Granted, these are small restaurants - seating just 18 and 25 respectively - but that Michelin effect has trickle-down benefits for the wider community, whether by attracting monied tourists or by encouraging ambitious chefs to raise the bar further. Even Oliver Dunne believes he would have neither the culinary skills nor the thriving business that he has today without the influence of Michelin.
Perhaps, at the end of the day, that's the real relevance of Michelin to the average Irish diner. Whether or not chasing stars is your bag, as Dunne says, "the fact that Michelin stars are there means the world gets better chefs". And if you like eating out, as we Irish increasingly do, better chefs matter.

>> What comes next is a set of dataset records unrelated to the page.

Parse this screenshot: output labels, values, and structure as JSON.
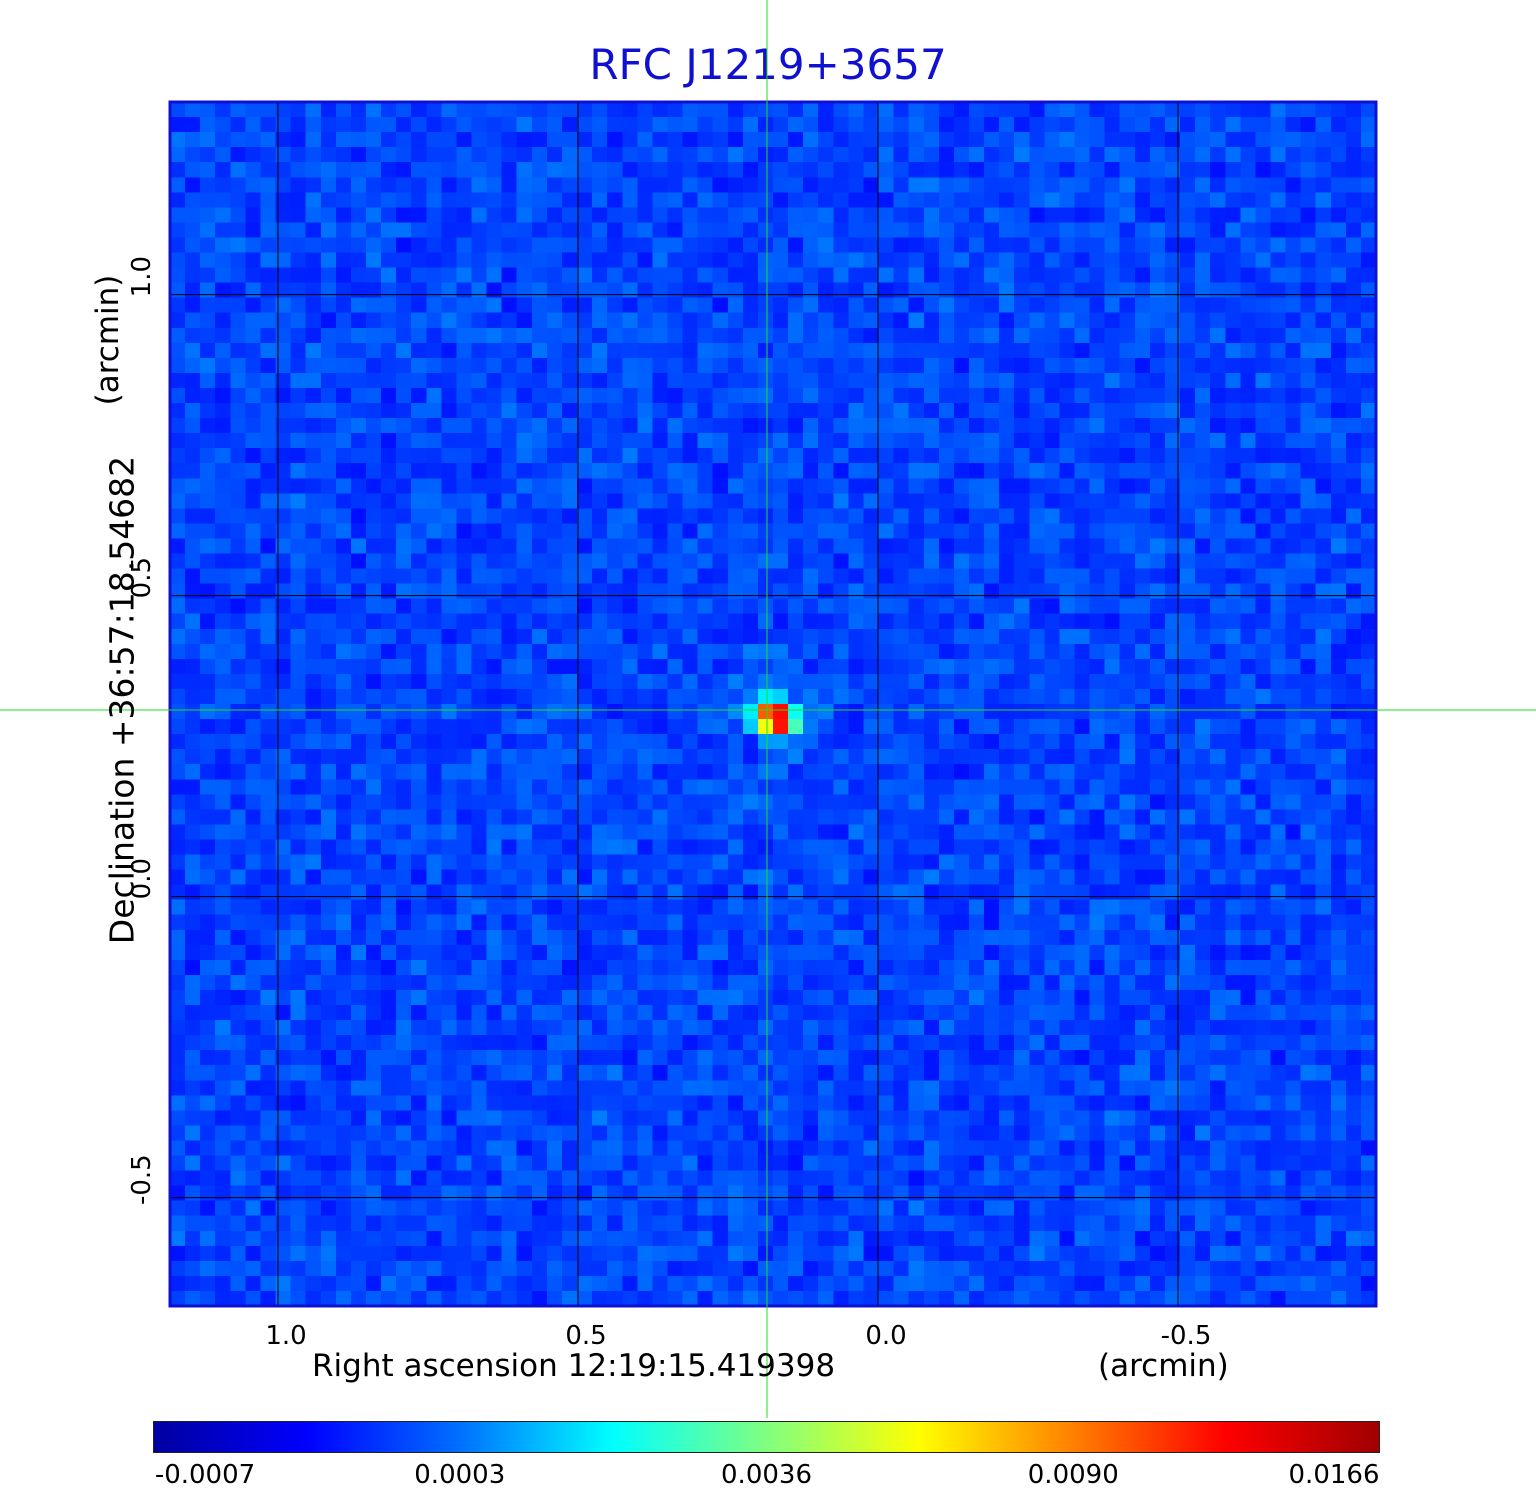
{
  "chart_data": {
    "type": "heatmap",
    "title": "RFC J1219+3657",
    "xlabel": "Right ascension  12:19:15.419398",
    "xunit": "(arcmin)",
    "ylabel": "Declination  +36:57:18.54682",
    "yunit": "(arcmin)",
    "x_ticks": [
      "1.0",
      "0.5",
      "0.0",
      "-0.5"
    ],
    "x_tick_values": [
      1.0,
      0.5,
      0.0,
      -0.5
    ],
    "y_ticks": [
      "1.0",
      "0.5",
      "0.0",
      "-0.5"
    ],
    "y_tick_values": [
      1.0,
      0.5,
      0.0,
      -0.5
    ],
    "xlim": [
      1.18,
      -0.83
    ],
    "ylim": [
      -0.68,
      1.32
    ],
    "grid": true,
    "source_position": {
      "x": 0.185,
      "y": 0.31
    },
    "peak_value": 0.0166,
    "background_level": 0.0003,
    "colorbar": {
      "ticks": [
        "-0.0007",
        "0.0003",
        "0.0036",
        "0.0090",
        "0.0166"
      ],
      "colors": [
        "#0000a0",
        "#0000ff",
        "#0070ff",
        "#00ffff",
        "#80ff80",
        "#ffff00",
        "#ff8000",
        "#ff0000",
        "#a00000"
      ]
    },
    "colors": {
      "frame": "#1010d0",
      "grid": "#000000",
      "crosshair": "#22dd22",
      "title": "#1010d0"
    }
  }
}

Michelin's editors regularly assert that they judge the food alone, and that consistency is king. Oliver Dunne tells a story about meeting Rebecca Burr, the current editor of the Michelin Guide to Ireland and Great Britain, about 15 years ago when she was inspecting Mint restaurant in Ranelagh. "I was talking to her about amuse bouches and all of this sort of stuff, and she stopped me in my tracks and said 'What are you talking about? You could win a Michelin star in a phone box as long as you serve three consistent courses'."
Another myth is that a Michelin star equates formality. Declan Maxwell (pictured above) of Dublin 8's ambitious new Spitalfields pub and restaurant was restaurant manager in Chapter One when they won their Michelin star in 2007. "Suddenly customers were coming with much higher expectations," he says, "but the premises is recognised for what they do and how they do it."
Maxwell cites the example of Osteria Francescana, a three-star Michelin restaurant in Milan which reached number one in The World's 50 Best Restaurants list. "People's perception is that it would be really stuffy, but it was so friendly and relaxing. They just make you feel amazing."